Some things are easier said than done and it looks like costs and charges disclosure is among them.
The introduction of Mifid II in 2018 means investors must now be given a breakdown of how much they are paying for their investments before and after transactions – that is to say, they need to be given an estimate of how much it cost them and then how much they ultimately ended up paying.
This seems simple on the face of it. Indeed, if shops did not tell anyone how much their wares cost, they would probably not survive very long.
But, as we have seen in recent months, since advisers have started having to tell their clients how much they paid over the past 12 months, things are not that easy.
The main reason for this seems to be the presence of middlemen – the platforms that are not playing ball or at least playing ball very inconsistently.

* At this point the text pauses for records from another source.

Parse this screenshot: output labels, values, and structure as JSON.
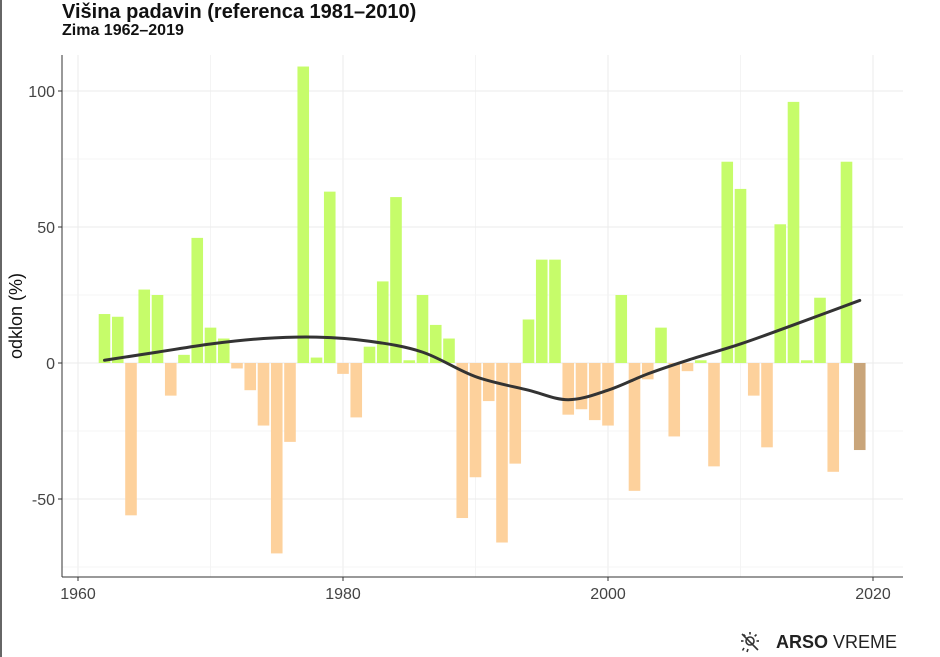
{
  "chart_data": {
    "type": "bar",
    "title": "Višina padavin (referenca 1981–2010)",
    "subtitle": "Zima 1962–2019",
    "xlabel": "",
    "ylabel": "odklon (%)",
    "xlim": [
      1957,
      2023
    ],
    "ylim": [
      -78,
      113
    ],
    "xticks": [
      1960,
      1980,
      2000,
      2020
    ],
    "yticks": [
      -50,
      0,
      50,
      100
    ],
    "grid": true,
    "colors": {
      "positive": "#C6FC6A",
      "negative": "#FDD19C",
      "latest": "#C9A57A",
      "trend": "#333333"
    },
    "x": [
      1962,
      1963,
      1964,
      1965,
      1966,
      1967,
      1968,
      1969,
      1970,
      1971,
      1972,
      1973,
      1974,
      1975,
      1976,
      1977,
      1978,
      1979,
      1980,
      1981,
      1982,
      1983,
      1984,
      1985,
      1986,
      1987,
      1988,
      1989,
      1990,
      1991,
      1992,
      1993,
      1994,
      1995,
      1996,
      1997,
      1998,
      1999,
      2000,
      2001,
      2002,
      2003,
      2004,
      2005,
      2006,
      2007,
      2008,
      2009,
      2010,
      2011,
      2012,
      2013,
      2014,
      2015,
      2016,
      2017,
      2018,
      2019
    ],
    "values": [
      18,
      17,
      -56,
      27,
      25,
      -12,
      3,
      46,
      13,
      9,
      -2,
      -10,
      -23,
      -70,
      -29,
      109,
      2,
      63,
      -4,
      -20,
      6,
      30,
      61,
      1,
      25,
      14,
      9,
      -57,
      -42,
      -14,
      -66,
      -37,
      16,
      38,
      38,
      -19,
      -17,
      -21,
      -23,
      25,
      -47,
      -6,
      13,
      -27,
      -3,
      1,
      -38,
      74,
      64,
      -12,
      -31,
      51,
      96,
      1,
      24,
      -40,
      74,
      -32
    ],
    "trend": {
      "x": [
        1962,
        1966,
        1970,
        1974,
        1978,
        1982,
        1986,
        1990,
        1994,
        1997,
        2000,
        2003,
        2006,
        2010,
        2014,
        2019
      ],
      "values": [
        1,
        4,
        7,
        9,
        9.5,
        8,
        4,
        -5,
        -10,
        -13.5,
        -10,
        -4,
        1,
        7,
        14,
        23
      ]
    }
  },
  "branding": {
    "logo_bold": "ARSO",
    "logo_light": "VREME",
    "icon": "sun-cloud-icon"
  }
}
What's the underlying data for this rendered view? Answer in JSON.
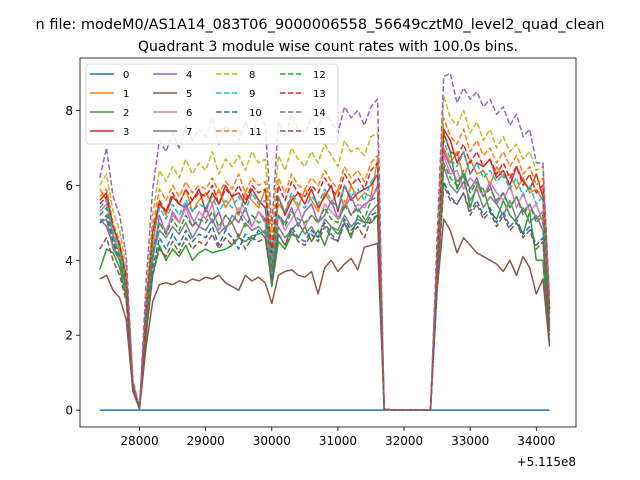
{
  "chart_data": {
    "type": "line",
    "suptitle": "n file: modeM0/AS1A14_083T06_9000006558_56649cztM0_level2_quad_clean",
    "title": "Quadrant 3 module wise count rates with 100.0s bins.",
    "xlabel": "",
    "ylabel": "",
    "offset_text": "+5.115e8",
    "xlim": [
      27100,
      34600
    ],
    "ylim": [
      -0.45,
      9.4
    ],
    "xticks": [
      28000,
      29000,
      30000,
      31000,
      32000,
      33000,
      34000
    ],
    "yticks": [
      0,
      2,
      4,
      6,
      8
    ],
    "x": [
      27400,
      27500,
      27600,
      27700,
      27800,
      27900,
      28000,
      28100,
      28200,
      28300,
      28400,
      28500,
      28600,
      28700,
      28800,
      28900,
      29000,
      29100,
      29200,
      29300,
      29400,
      29500,
      29600,
      29700,
      29800,
      29900,
      30000,
      30100,
      30200,
      30300,
      30400,
      30500,
      30600,
      30700,
      30800,
      30900,
      31000,
      31100,
      31200,
      31300,
      31400,
      31500,
      31600,
      31700,
      31800,
      31900,
      32000,
      32100,
      32200,
      32300,
      32400,
      32500,
      32600,
      32700,
      32800,
      32900,
      33000,
      33100,
      33200,
      33300,
      33400,
      33500,
      33600,
      33700,
      33800,
      33900,
      34000,
      34100,
      34200
    ],
    "series": [
      {
        "name": "0",
        "color": "#1f77b4",
        "dash": "solid",
        "values": [
          0,
          0,
          0,
          0,
          0,
          0,
          0,
          0,
          0,
          0,
          0,
          0,
          0,
          0,
          0,
          0,
          0,
          0,
          0,
          0,
          0,
          0,
          0,
          0,
          0,
          0,
          0,
          0,
          0,
          0,
          0,
          0,
          0,
          0,
          0,
          0,
          0,
          0,
          0,
          0,
          0,
          0,
          0,
          0,
          0,
          0,
          0,
          0,
          0,
          0,
          0,
          0,
          0,
          0,
          0,
          0,
          0,
          0,
          0,
          0,
          0,
          0,
          0,
          0,
          0,
          0,
          0,
          0,
          0
        ]
      },
      {
        "name": "1",
        "color": "#ff7f0e",
        "dash": "solid",
        "values": [
          5.9,
          5.6,
          4.6,
          4.2,
          3.2,
          0.7,
          0.05,
          2.6,
          4.4,
          5.6,
          5.2,
          5.7,
          5.5,
          5.9,
          5.3,
          5.6,
          5.8,
          5.5,
          5.9,
          5.4,
          5.7,
          5.2,
          5.8,
          5.6,
          5.4,
          5.9,
          4.3,
          5.5,
          5.3,
          5.7,
          5.4,
          5.9,
          5.6,
          5.3,
          5.8,
          5.5,
          5.9,
          5.4,
          6.0,
          5.6,
          5.8,
          5.7,
          6.7,
          0.02,
          0.01,
          0,
          0,
          0,
          0,
          0,
          0,
          3.6,
          7.0,
          6.6,
          6.9,
          6.2,
          6.7,
          6.3,
          6.4,
          6.0,
          6.5,
          6.2,
          6.3,
          5.9,
          6.2,
          5.8,
          5.9,
          5.6,
          2.6
        ]
      },
      {
        "name": "2",
        "color": "#2ca02c",
        "dash": "solid",
        "values": [
          3.75,
          4.3,
          4.2,
          3.8,
          3.0,
          0.55,
          0.05,
          2.0,
          3.6,
          4.4,
          4.0,
          4.3,
          4.1,
          4.4,
          4.0,
          4.2,
          4.3,
          4.2,
          4.25,
          4.3,
          4.4,
          4.6,
          4.5,
          4.65,
          4.7,
          4.8,
          3.3,
          4.5,
          4.3,
          4.7,
          4.6,
          4.9,
          4.5,
          4.8,
          4.4,
          4.9,
          4.7,
          5.0,
          4.6,
          5.2,
          5.0,
          5.0,
          5.2,
          0.02,
          0.01,
          0,
          0,
          0,
          0,
          0,
          0,
          3.6,
          7.4,
          6.9,
          5.9,
          6.3,
          5.4,
          6.0,
          5.9,
          5.3,
          5.1,
          5.6,
          5.2,
          5.0,
          4.7,
          5.3,
          4.0,
          4.0,
          1.8
        ]
      },
      {
        "name": "3",
        "color": "#d62728",
        "dash": "solid",
        "values": [
          5.6,
          5.8,
          4.9,
          4.4,
          3.6,
          0.7,
          0.05,
          2.8,
          4.8,
          5.5,
          5.3,
          5.7,
          5.5,
          5.4,
          5.6,
          5.9,
          5.3,
          5.8,
          5.5,
          6.0,
          5.7,
          5.8,
          5.5,
          5.9,
          5.6,
          5.4,
          4.0,
          5.7,
          5.2,
          5.6,
          5.8,
          5.5,
          5.9,
          5.4,
          5.7,
          6.0,
          5.3,
          6.0,
          5.6,
          5.8,
          5.9,
          6.0,
          6.3,
          0.02,
          0.01,
          0,
          0,
          0,
          0,
          0,
          0,
          3.7,
          7.5,
          7.2,
          6.6,
          6.9,
          6.3,
          6.6,
          6.5,
          6.7,
          6.2,
          6.4,
          6.0,
          6.5,
          6.1,
          5.9,
          6.3,
          5.7,
          2.7
        ]
      },
      {
        "name": "4",
        "color": "#9467bd",
        "dash": "solid",
        "values": [
          5.1,
          4.9,
          4.4,
          4.0,
          3.3,
          0.6,
          0.05,
          2.2,
          4.0,
          5.2,
          4.7,
          5.3,
          5.0,
          5.5,
          5.1,
          4.9,
          5.4,
          5.0,
          5.3,
          4.8,
          5.2,
          5.0,
          5.4,
          4.9,
          5.3,
          5.1,
          3.9,
          5.2,
          5.0,
          5.4,
          4.9,
          5.3,
          5.5,
          5.0,
          5.2,
          5.6,
          5.1,
          5.4,
          5.7,
          5.3,
          5.5,
          5.6,
          6.0,
          0.02,
          0.01,
          0,
          0,
          0,
          0,
          0,
          0,
          3.5,
          6.9,
          6.5,
          6.1,
          6.3,
          5.9,
          6.2,
          5.7,
          6.0,
          5.5,
          5.8,
          5.4,
          5.7,
          5.3,
          5.5,
          5.1,
          5.3,
          2.3
        ]
      },
      {
        "name": "5",
        "color": "#8c564b",
        "dash": "solid",
        "values": [
          3.5,
          3.6,
          3.2,
          3.0,
          2.4,
          0.5,
          0.03,
          1.7,
          2.9,
          3.35,
          3.4,
          3.35,
          3.45,
          3.4,
          3.5,
          3.45,
          3.55,
          3.5,
          3.6,
          3.4,
          3.3,
          3.2,
          3.6,
          3.45,
          3.55,
          3.4,
          2.85,
          3.6,
          3.7,
          3.75,
          3.6,
          3.55,
          3.7,
          3.1,
          3.8,
          4.0,
          3.7,
          3.9,
          4.05,
          3.75,
          4.35,
          4.4,
          4.45,
          0.02,
          0.01,
          0,
          0,
          0,
          0,
          0,
          0,
          3.2,
          5.1,
          4.8,
          4.2,
          4.6,
          4.4,
          4.2,
          4.1,
          4.0,
          3.9,
          3.7,
          4.0,
          3.6,
          4.1,
          3.8,
          3.1,
          3.5,
          1.7
        ]
      },
      {
        "name": "6",
        "color": "#e377c2",
        "dash": "solid",
        "values": [
          5.3,
          5.5,
          4.7,
          4.3,
          3.4,
          0.65,
          0.05,
          2.5,
          4.3,
          5.0,
          4.8,
          5.2,
          5.0,
          5.4,
          4.9,
          5.3,
          5.1,
          5.5,
          4.8,
          5.2,
          5.0,
          5.4,
          5.1,
          4.9,
          5.3,
          5.0,
          3.8,
          5.2,
          4.8,
          5.1,
          5.4,
          4.9,
          5.2,
          5.0,
          5.5,
          5.3,
          5.1,
          5.6,
          5.2,
          5.5,
          5.4,
          5.7,
          5.9,
          0.02,
          0.01,
          0,
          0,
          0,
          0,
          0,
          0,
          3.5,
          6.8,
          6.3,
          6.4,
          5.9,
          6.2,
          6.0,
          5.7,
          6.1,
          5.8,
          5.6,
          6.0,
          5.4,
          5.8,
          5.3,
          5.5,
          5.0,
          2.4
        ]
      },
      {
        "name": "7",
        "color": "#7f7f7f",
        "dash": "solid",
        "values": [
          5.0,
          5.1,
          4.3,
          4.0,
          3.2,
          0.6,
          0.05,
          2.3,
          4.1,
          4.8,
          4.6,
          4.9,
          4.7,
          5.0,
          4.6,
          4.9,
          4.8,
          5.1,
          4.7,
          4.9,
          5.0,
          4.6,
          5.0,
          4.8,
          4.9,
          4.7,
          3.7,
          4.9,
          4.6,
          4.8,
          5.0,
          4.7,
          4.9,
          4.6,
          5.1,
          4.9,
          4.8,
          5.2,
          4.9,
          5.1,
          5.0,
          5.3,
          5.5,
          0.02,
          0.01,
          0,
          0,
          0,
          0,
          0,
          0,
          3.4,
          6.5,
          6.0,
          5.8,
          6.1,
          5.6,
          5.9,
          5.4,
          5.7,
          5.5,
          5.2,
          5.6,
          5.1,
          5.4,
          5.0,
          5.2,
          4.8,
          2.2
        ]
      },
      {
        "name": "8",
        "color": "#bcbd22",
        "dash": "dashed",
        "values": [
          6.0,
          6.3,
          5.3,
          4.8,
          3.8,
          0.75,
          0.06,
          3.0,
          5.2,
          6.4,
          6.1,
          6.5,
          6.2,
          6.7,
          6.3,
          6.6,
          6.4,
          6.9,
          6.3,
          6.7,
          6.5,
          6.8,
          6.4,
          6.9,
          6.6,
          6.7,
          4.6,
          6.8,
          6.4,
          7.0,
          6.7,
          6.5,
          6.9,
          6.6,
          7.1,
          6.8,
          6.5,
          7.2,
          6.9,
          7.0,
          6.8,
          7.3,
          7.4,
          0.02,
          0.01,
          0,
          0,
          0,
          0,
          0,
          0,
          4.2,
          8.4,
          7.8,
          7.6,
          8.0,
          7.4,
          7.7,
          7.2,
          7.5,
          7.0,
          7.3,
          6.9,
          7.1,
          6.7,
          6.9,
          6.4,
          6.5,
          3.0
        ]
      },
      {
        "name": "9",
        "color": "#17becf",
        "dash": "dashed",
        "values": [
          5.4,
          5.6,
          4.8,
          4.3,
          3.4,
          0.65,
          0.05,
          2.6,
          4.5,
          5.4,
          5.1,
          5.5,
          5.2,
          5.6,
          5.3,
          5.5,
          5.4,
          5.7,
          5.3,
          5.6,
          5.4,
          5.7,
          5.3,
          5.8,
          5.5,
          5.6,
          4.1,
          5.7,
          5.3,
          5.8,
          5.5,
          5.4,
          5.7,
          5.5,
          5.9,
          5.6,
          5.4,
          6.0,
          5.7,
          5.9,
          5.6,
          6.1,
          6.3,
          0.02,
          0.01,
          0,
          0,
          0,
          0,
          0,
          0,
          3.8,
          7.2,
          6.7,
          6.5,
          6.9,
          6.3,
          6.6,
          6.2,
          6.4,
          6.1,
          6.3,
          5.9,
          6.2,
          5.7,
          6.0,
          5.5,
          5.7,
          2.6
        ]
      },
      {
        "name": "10",
        "color": "#1f77b4",
        "dash": "dashed",
        "values": [
          5.0,
          5.2,
          4.5,
          4.0,
          3.2,
          0.6,
          0.05,
          2.2,
          3.8,
          4.6,
          4.3,
          4.7,
          4.4,
          4.8,
          4.5,
          4.7,
          4.6,
          4.9,
          4.4,
          4.8,
          4.6,
          4.3,
          4.7,
          4.5,
          4.8,
          4.6,
          3.5,
          4.7,
          4.4,
          4.9,
          4.6,
          4.5,
          4.8,
          4.6,
          5.0,
          4.7,
          4.5,
          5.1,
          4.8,
          5.0,
          4.9,
          5.2,
          5.3,
          0.02,
          0.01,
          0,
          0,
          0,
          0,
          0,
          0,
          3.3,
          6.1,
          5.7,
          5.5,
          5.8,
          5.3,
          5.6,
          5.2,
          5.4,
          5.0,
          5.3,
          4.9,
          5.1,
          4.7,
          4.9,
          4.4,
          4.6,
          2.1
        ]
      },
      {
        "name": "11",
        "color": "#ff7f0e",
        "dash": "dashed",
        "values": [
          5.7,
          5.9,
          5.0,
          4.5,
          3.6,
          0.7,
          0.05,
          2.8,
          4.9,
          5.9,
          5.6,
          6.0,
          5.7,
          6.1,
          5.8,
          6.0,
          5.9,
          6.2,
          5.8,
          6.1,
          5.9,
          6.3,
          5.8,
          6.2,
          6.0,
          6.1,
          4.4,
          6.2,
          5.8,
          6.3,
          6.0,
          5.9,
          6.2,
          6.0,
          6.4,
          6.1,
          5.9,
          6.5,
          6.2,
          6.4,
          6.1,
          6.6,
          6.8,
          0.02,
          0.01,
          0,
          0,
          0,
          0,
          0,
          0,
          4.0,
          7.8,
          7.3,
          7.1,
          7.5,
          6.9,
          7.2,
          6.8,
          7.0,
          6.6,
          6.9,
          6.5,
          6.8,
          6.3,
          6.5,
          6.0,
          6.2,
          2.8
        ]
      },
      {
        "name": "12",
        "color": "#2ca02c",
        "dash": "dashed",
        "values": [
          5.2,
          5.4,
          4.6,
          4.1,
          3.3,
          0.62,
          0.05,
          2.4,
          4.2,
          5.0,
          4.7,
          5.1,
          4.8,
          5.2,
          4.9,
          5.1,
          5.0,
          5.3,
          4.9,
          5.2,
          5.0,
          5.3,
          4.9,
          5.2,
          5.0,
          5.1,
          3.8,
          5.2,
          4.9,
          5.3,
          5.1,
          5.0,
          5.2,
          5.0,
          5.4,
          5.1,
          5.0,
          5.5,
          5.2,
          5.4,
          5.1,
          5.6,
          5.7,
          0.02,
          0.01,
          0,
          0,
          0,
          0,
          0,
          0,
          3.6,
          6.6,
          6.2,
          6.0,
          6.4,
          5.8,
          6.1,
          5.7,
          5.9,
          5.6,
          5.8,
          5.4,
          5.7,
          5.2,
          5.5,
          5.0,
          5.2,
          2.4
        ]
      },
      {
        "name": "13",
        "color": "#d62728",
        "dash": "dashed",
        "values": [
          5.5,
          5.7,
          4.9,
          4.4,
          3.5,
          0.68,
          0.05,
          2.7,
          4.7,
          5.6,
          5.3,
          5.8,
          5.5,
          5.9,
          5.6,
          5.8,
          5.7,
          6.0,
          5.5,
          5.9,
          5.7,
          6.0,
          5.6,
          6.0,
          5.8,
          5.9,
          4.2,
          6.0,
          5.6,
          6.1,
          5.8,
          5.7,
          6.0,
          5.8,
          6.2,
          5.9,
          5.7,
          6.3,
          6.0,
          6.2,
          5.9,
          6.4,
          6.6,
          0.02,
          0.01,
          0,
          0,
          0,
          0,
          0,
          0,
          3.9,
          7.4,
          6.9,
          6.8,
          7.1,
          6.6,
          6.9,
          6.5,
          6.7,
          6.3,
          6.6,
          6.2,
          6.5,
          6.0,
          6.3,
          5.8,
          6.0,
          2.7
        ]
      },
      {
        "name": "14",
        "color": "#9467bd",
        "dash": "dashed",
        "values": [
          6.2,
          7.0,
          5.7,
          5.2,
          4.1,
          0.8,
          0.06,
          3.4,
          5.9,
          7.2,
          6.9,
          7.4,
          7.0,
          7.6,
          7.2,
          7.5,
          7.3,
          7.8,
          7.1,
          7.6,
          7.4,
          7.2,
          7.7,
          7.3,
          7.9,
          7.6,
          4.9,
          7.7,
          7.3,
          7.9,
          7.5,
          7.4,
          7.8,
          7.5,
          8.0,
          7.7,
          7.4,
          8.1,
          7.8,
          8.0,
          7.6,
          8.1,
          8.3,
          0.02,
          0.01,
          0,
          0,
          0,
          0,
          0,
          0,
          4.6,
          8.9,
          9.0,
          8.2,
          8.6,
          8.3,
          8.5,
          8.1,
          8.3,
          7.9,
          8.1,
          7.6,
          7.9,
          7.3,
          7.5,
          6.6,
          6.6,
          3.0
        ]
      },
      {
        "name": "15",
        "color": "#8c564b",
        "dash": "dashed",
        "values": [
          4.3,
          4.6,
          4.0,
          3.6,
          2.9,
          0.55,
          0.04,
          2.0,
          3.6,
          4.3,
          4.1,
          4.5,
          4.2,
          4.6,
          4.3,
          4.5,
          4.4,
          4.7,
          4.3,
          4.6,
          4.4,
          4.7,
          4.3,
          4.6,
          4.5,
          4.6,
          3.4,
          4.7,
          4.4,
          4.8,
          4.5,
          4.4,
          4.7,
          4.5,
          4.9,
          4.6,
          4.5,
          5.0,
          4.7,
          4.9,
          4.6,
          5.1,
          5.2,
          0.02,
          0.01,
          0,
          0,
          0,
          0,
          0,
          0,
          3.3,
          6.0,
          5.6,
          5.5,
          5.8,
          5.2,
          5.5,
          5.1,
          5.3,
          4.9,
          5.2,
          4.8,
          5.0,
          4.6,
          4.8,
          4.3,
          4.5,
          2.0
        ]
      }
    ]
  }
}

And it now turns out advisers face a struggle because some platforms provide a breakdown of costs and charges for calendar years only, so, if your client’s annual review happens to be in June, you are in a bit of a pickle.
Separately, the Financial Conduct Authority found earlier this year that some advisers were leaving out transaction and incidental costs and charges because they could not get the necessary data.
Addressing these issues to make sure costs disclosure works is in the interests of everyone: obviously, the investors who know what they are paying, but also advisers and platforms themselves who are likely to benefit from greater transparency and the confidence clients will get from it.
It seems increasingly like it is the platforms that are letting the side down – they need to up their game.